Eliminate Minimum Wage

Minimum wage hurts employment. Some people are not worth paying the federal minimum wage, but could gain experience by agreeing to work at a lower rate. They could build the skills necessary to be worth far more to a future employer. Unemployment among teens is at its highest level in many years and it is because employers don’t want to have to pay unskilled workers at that rate, so instead they hire no one.

The first federal minimum-wage law, the Fair Labor Standards Act, passed in 1938, with a 25-cent-per-hour wage floor and a 44-hour workweek ceiling for most employees. By today’s standards this is extremely low.

The idea seems valid, but here again the results prove otherwise. When the minimum wage requirement is raised, unemployment tends to increase. Rather than pay more to unskilled labor, many small business owners opt to either cut their employee hours eliminate some of them completely, taking on more of the duties themselves.

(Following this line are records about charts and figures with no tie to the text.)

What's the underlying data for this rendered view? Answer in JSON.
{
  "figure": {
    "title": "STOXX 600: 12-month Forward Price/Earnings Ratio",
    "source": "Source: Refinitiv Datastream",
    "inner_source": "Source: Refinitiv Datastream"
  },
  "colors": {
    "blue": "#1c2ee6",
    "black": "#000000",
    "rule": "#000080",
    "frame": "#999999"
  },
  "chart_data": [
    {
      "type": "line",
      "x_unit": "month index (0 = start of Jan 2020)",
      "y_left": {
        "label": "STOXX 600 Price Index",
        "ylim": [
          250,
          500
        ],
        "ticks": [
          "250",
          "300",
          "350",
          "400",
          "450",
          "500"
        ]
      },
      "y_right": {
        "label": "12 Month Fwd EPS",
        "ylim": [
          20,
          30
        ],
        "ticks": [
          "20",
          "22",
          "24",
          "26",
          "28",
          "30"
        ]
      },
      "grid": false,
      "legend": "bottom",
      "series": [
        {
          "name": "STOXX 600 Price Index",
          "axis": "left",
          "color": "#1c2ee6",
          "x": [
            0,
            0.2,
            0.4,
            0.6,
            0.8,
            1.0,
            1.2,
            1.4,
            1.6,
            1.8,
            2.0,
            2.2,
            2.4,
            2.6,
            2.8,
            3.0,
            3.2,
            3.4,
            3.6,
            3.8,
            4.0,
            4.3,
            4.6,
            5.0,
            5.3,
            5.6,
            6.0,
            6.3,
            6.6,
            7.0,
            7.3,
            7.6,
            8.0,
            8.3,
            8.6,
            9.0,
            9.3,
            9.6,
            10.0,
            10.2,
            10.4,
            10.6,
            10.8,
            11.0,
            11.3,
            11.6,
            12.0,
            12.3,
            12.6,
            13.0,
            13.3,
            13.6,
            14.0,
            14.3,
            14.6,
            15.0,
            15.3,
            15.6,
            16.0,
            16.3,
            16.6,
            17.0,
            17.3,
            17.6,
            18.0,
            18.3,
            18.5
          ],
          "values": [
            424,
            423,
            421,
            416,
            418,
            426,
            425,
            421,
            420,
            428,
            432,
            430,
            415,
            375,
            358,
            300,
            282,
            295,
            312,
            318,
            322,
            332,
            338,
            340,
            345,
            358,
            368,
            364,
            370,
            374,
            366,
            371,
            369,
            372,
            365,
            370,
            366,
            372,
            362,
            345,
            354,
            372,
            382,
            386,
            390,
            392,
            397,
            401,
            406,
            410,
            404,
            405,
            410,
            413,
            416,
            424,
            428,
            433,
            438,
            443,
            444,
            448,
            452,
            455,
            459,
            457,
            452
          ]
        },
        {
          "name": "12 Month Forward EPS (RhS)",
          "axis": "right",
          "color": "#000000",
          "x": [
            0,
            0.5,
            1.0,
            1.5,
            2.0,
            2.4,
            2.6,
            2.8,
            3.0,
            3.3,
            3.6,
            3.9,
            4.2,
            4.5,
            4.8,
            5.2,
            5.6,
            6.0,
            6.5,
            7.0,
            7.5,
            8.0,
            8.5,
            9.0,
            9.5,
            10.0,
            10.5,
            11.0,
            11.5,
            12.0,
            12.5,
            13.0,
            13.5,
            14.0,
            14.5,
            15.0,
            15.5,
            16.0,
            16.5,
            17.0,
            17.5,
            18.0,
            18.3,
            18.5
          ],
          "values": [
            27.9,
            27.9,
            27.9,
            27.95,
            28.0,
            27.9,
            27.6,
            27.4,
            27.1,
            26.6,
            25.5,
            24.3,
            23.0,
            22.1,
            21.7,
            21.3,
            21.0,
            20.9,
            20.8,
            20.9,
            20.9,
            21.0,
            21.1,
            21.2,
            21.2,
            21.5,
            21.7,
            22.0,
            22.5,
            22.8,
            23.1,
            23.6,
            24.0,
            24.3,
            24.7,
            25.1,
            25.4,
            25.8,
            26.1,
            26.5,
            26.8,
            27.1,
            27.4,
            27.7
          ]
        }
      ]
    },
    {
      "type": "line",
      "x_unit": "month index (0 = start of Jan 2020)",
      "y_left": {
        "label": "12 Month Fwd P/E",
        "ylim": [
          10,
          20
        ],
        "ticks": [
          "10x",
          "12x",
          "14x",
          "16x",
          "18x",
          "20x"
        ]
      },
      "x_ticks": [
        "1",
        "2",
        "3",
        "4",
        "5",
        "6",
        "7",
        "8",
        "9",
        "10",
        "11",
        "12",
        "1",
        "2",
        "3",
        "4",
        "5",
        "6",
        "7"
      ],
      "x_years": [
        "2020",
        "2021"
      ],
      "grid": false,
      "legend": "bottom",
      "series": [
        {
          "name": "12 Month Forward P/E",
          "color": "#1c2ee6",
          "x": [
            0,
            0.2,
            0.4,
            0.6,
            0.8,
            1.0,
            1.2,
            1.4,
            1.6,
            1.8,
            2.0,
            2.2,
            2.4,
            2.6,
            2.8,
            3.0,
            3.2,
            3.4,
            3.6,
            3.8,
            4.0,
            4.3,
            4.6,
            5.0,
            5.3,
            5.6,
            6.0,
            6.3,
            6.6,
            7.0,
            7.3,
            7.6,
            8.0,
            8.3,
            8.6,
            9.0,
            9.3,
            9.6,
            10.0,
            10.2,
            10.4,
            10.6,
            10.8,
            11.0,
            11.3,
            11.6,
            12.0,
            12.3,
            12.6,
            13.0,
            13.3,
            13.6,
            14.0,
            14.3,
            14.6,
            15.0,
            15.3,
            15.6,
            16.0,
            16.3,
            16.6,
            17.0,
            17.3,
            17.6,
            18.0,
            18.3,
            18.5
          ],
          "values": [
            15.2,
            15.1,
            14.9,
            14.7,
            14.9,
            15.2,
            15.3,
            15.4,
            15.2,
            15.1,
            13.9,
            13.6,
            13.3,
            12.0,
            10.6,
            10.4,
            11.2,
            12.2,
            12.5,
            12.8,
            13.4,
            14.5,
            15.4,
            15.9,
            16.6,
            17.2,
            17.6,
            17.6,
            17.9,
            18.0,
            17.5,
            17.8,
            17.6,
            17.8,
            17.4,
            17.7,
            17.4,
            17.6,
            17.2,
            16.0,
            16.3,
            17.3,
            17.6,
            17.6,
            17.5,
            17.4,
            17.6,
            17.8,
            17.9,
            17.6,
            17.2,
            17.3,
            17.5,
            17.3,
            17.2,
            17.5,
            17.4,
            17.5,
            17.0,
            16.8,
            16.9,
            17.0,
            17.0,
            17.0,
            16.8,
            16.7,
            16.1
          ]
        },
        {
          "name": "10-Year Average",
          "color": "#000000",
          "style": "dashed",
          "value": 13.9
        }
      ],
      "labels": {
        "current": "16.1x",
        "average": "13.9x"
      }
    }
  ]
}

If the minimum wage law were eliminated, we would not return to the days of the sweat shops paying three cents an hour. People will not work for less than they require to survive. It would have the effect of increasing employment, especially among the young and unskilled as shop keepers would find help more worthwhile if they could afford to pay for it. A destitute teenager with ambition would rather work 20 hours at $5.00 per hour for $100 than zero hours at $15.00 an hour for $ZERO. Even the dumbest teenager knows the result of zero multiplied by $15.00.